Consider a situation where the camera meter says f/4 at 1/30 at ISO 800. By looking at the variables we could easily see that it’s a low light scene and we are almost maxed out on ISO (considering ISO 800 as a good compromise between noise and camera shake). Having a faster lens for e.g one with an f/2.8 maximum aperture will let us expose the scene with double the shutter speed which is 1/60. And this is the reason why lenses with wider aperture openings are called fast lenses. For more information on this topic do take a look at some of our previous articles – What is a Fast Lens and Advantages of Using a Fast Lens.
Is Lens Speed an Issue in Architectural Photography?
It is a fact that fast lenses cost significantly more than slower lenses. For example a lens with a maximum aperture of f/2.8 could cost nearly twice as much as that of a lens with the same specifications (focal length, focusing systems, image stabilization etc) but with a maximum aperture of f/4 or narrower.
But for the purpose of architectural photography, do we really need fast lenses?
The answer is both No and Yes.
No we don’t necessarily need fast lenses for Architectural Photography.
Fast shutter speeds is rarely a priority when shooting architecture as most of the work involves shooting a stationary subject with the camera mount on a solid tripod. One important factor in architecture is the requirement for large depth of field. Architectural photography demands both elements in the foreground and background to be in sharp focus on most occasions. To achieve this we do most of our work with very narrow aperture openings like f/16 and f/22. If we need more light we could always keep the shutter open for longer durations without having to resort to increasing ISO settings of our camera.
Yes Fast Lenses are Advantageous for Architecture Photography
Yes because fast lenses allow us to see a much brighter view of the scene in front of us, they make focusing faster and more accurate especially in low light conditions, they do offer better image quality when compared to slower lenses.
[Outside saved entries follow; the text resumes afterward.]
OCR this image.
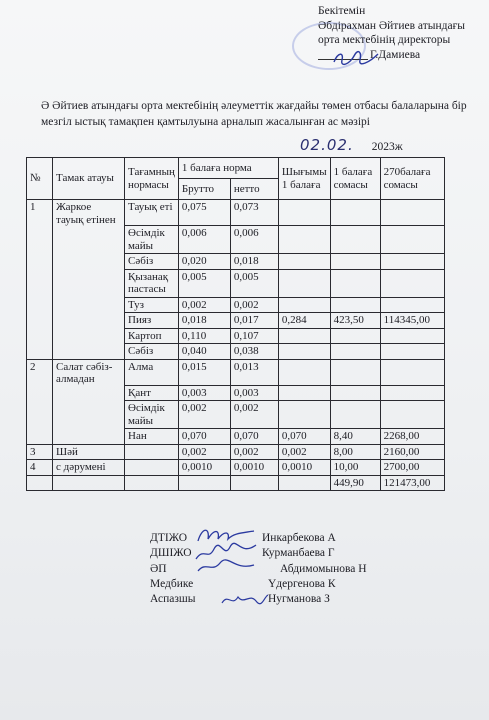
Бекітемін
Әбдірахман Әйтиев атындағы
орта мектебінің директоры
Г.Дамиева
Ә Әйтиев атындағы орта мектебінің әлеуметтік жағдайы төмен отбасы балаларына бір мезгіл ыстық тамақпен қамтылуына арналып жасалынған ас мәзірі
02.02. 2023ж
№	Тамак атауы	Тағамның нормасы	1 балаға норма		Шығымы 1 балаға	1 балаға сомасы	270балаға сомасы
			Брутто	нетто			
1	Жаркое тауық етінен	Тауық еті	0,075	0,073			
		Өсімдік майы	0,006	0,006			
		Сәбіз	0,020	0,018			
		Қызанақ пастасы	0,005	0,005			
		Туз	0,002	0,002			
		Пияз	0,018	0,017	0,284	423,50	114345,00
		Картоп	0,110	0,107			
		Сәбіз	0,040	0,038			
2	Салат сәбіз-алмадан	Алма	0,015	0,013			
		Қант	0,003	0,003			
		Өсімдік майы	0,002	0,002			
		Нан	0,070	0,070	0,070	8,40	2268,00
3	Шәй		0,002	0,002	0,002	8,00	2160,00
4	с дәрумені		0,0010	0,0010	0,0010	10,00	2700,00
						449,90	121473,00
ДТІЖО	Инкарбекова А
ДШІЖО	Курманбаева Г
ӘП	Абдимомынова Н
Медбике	Үдергенова К
Аспазшы	Нугманова З
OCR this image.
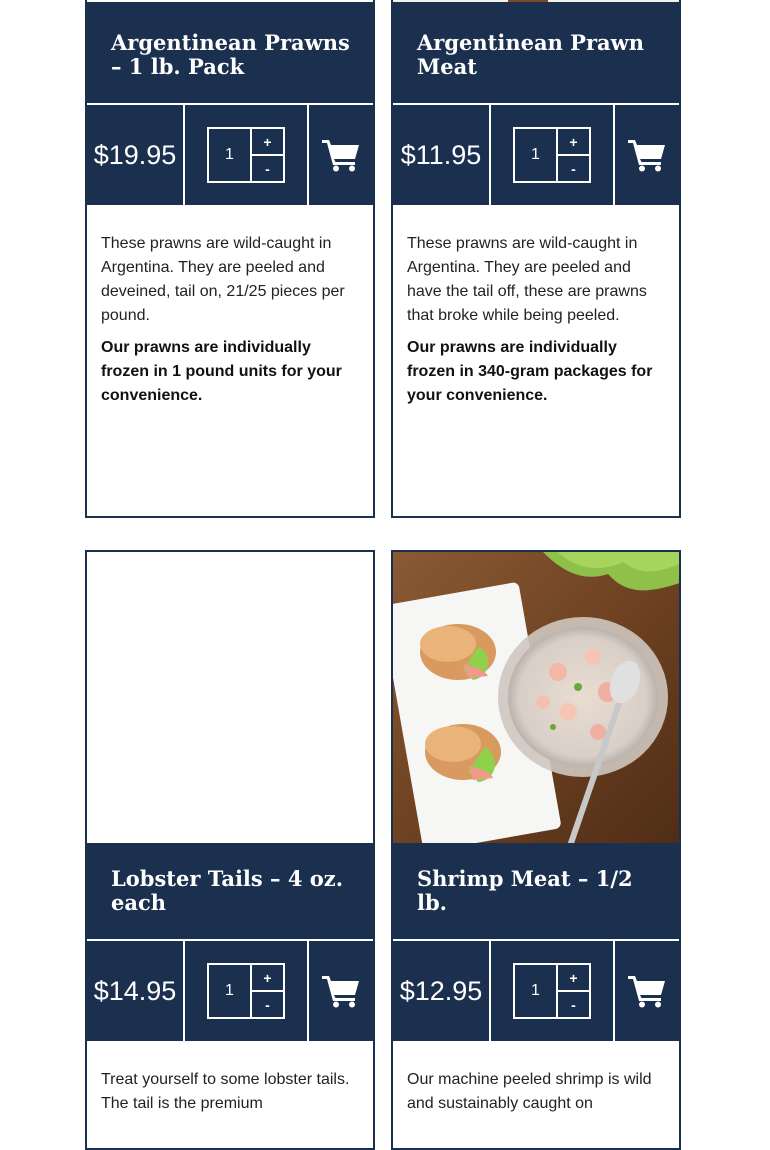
Argentinean Prawns – 1 lb. Pack
$19.95	1
+
-

These prawns are wild-caught in Argentina. They are peeled and deveined, tail on, 21/25 pieces per pound.

Our prawns are individually frozen in 1 pound units for your convenience.

Argentinean Prawn Meat
$11.95	1
+
-

These prawns are wild-caught in Argentina. They are peeled and have the tail off, these are prawns that broke while being peeled.

Our prawns are individually frozen in 340-gram packages for your convenience.

Lobster Tails – 4 oz. each
$14.95	1
+
-

Treat yourself to some lobster tails. The tail is the premium

Shrimp Meat – 1/2 lb.
$12.95	1
+
-

Our machine peeled shrimp is wild and sustainably caught on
An f/2.8 lens lets in double the light than an f/4 lens which lets in double the light than an f/5.6 lens and so on. In order to double the quantity of light passing through the lens, the performance of that lens has to be substantially improved to take into account the wider aperture. This is because the worst aberrations, or optical errors, of a lens tend to occur towards the outer limits of the lens image field. Unlike narrow apertures which use only the center portion of the lens to form the image, wider apertures make use of the most part of the lens. So in order to render a perfect image at wider aperture the lens quality need to be considerably better.
So for the extra money you spend on the faster lens, you get a brighter/clearer viewfinder image, faster/more accurate focusing, better low light shooting ability (when handholding), better optics (they are often better corrected for distortions and aberrations) and in most cases also better build quality.
Now that you know the pros and cons of each your decision should be based on the nature of your work and your budget.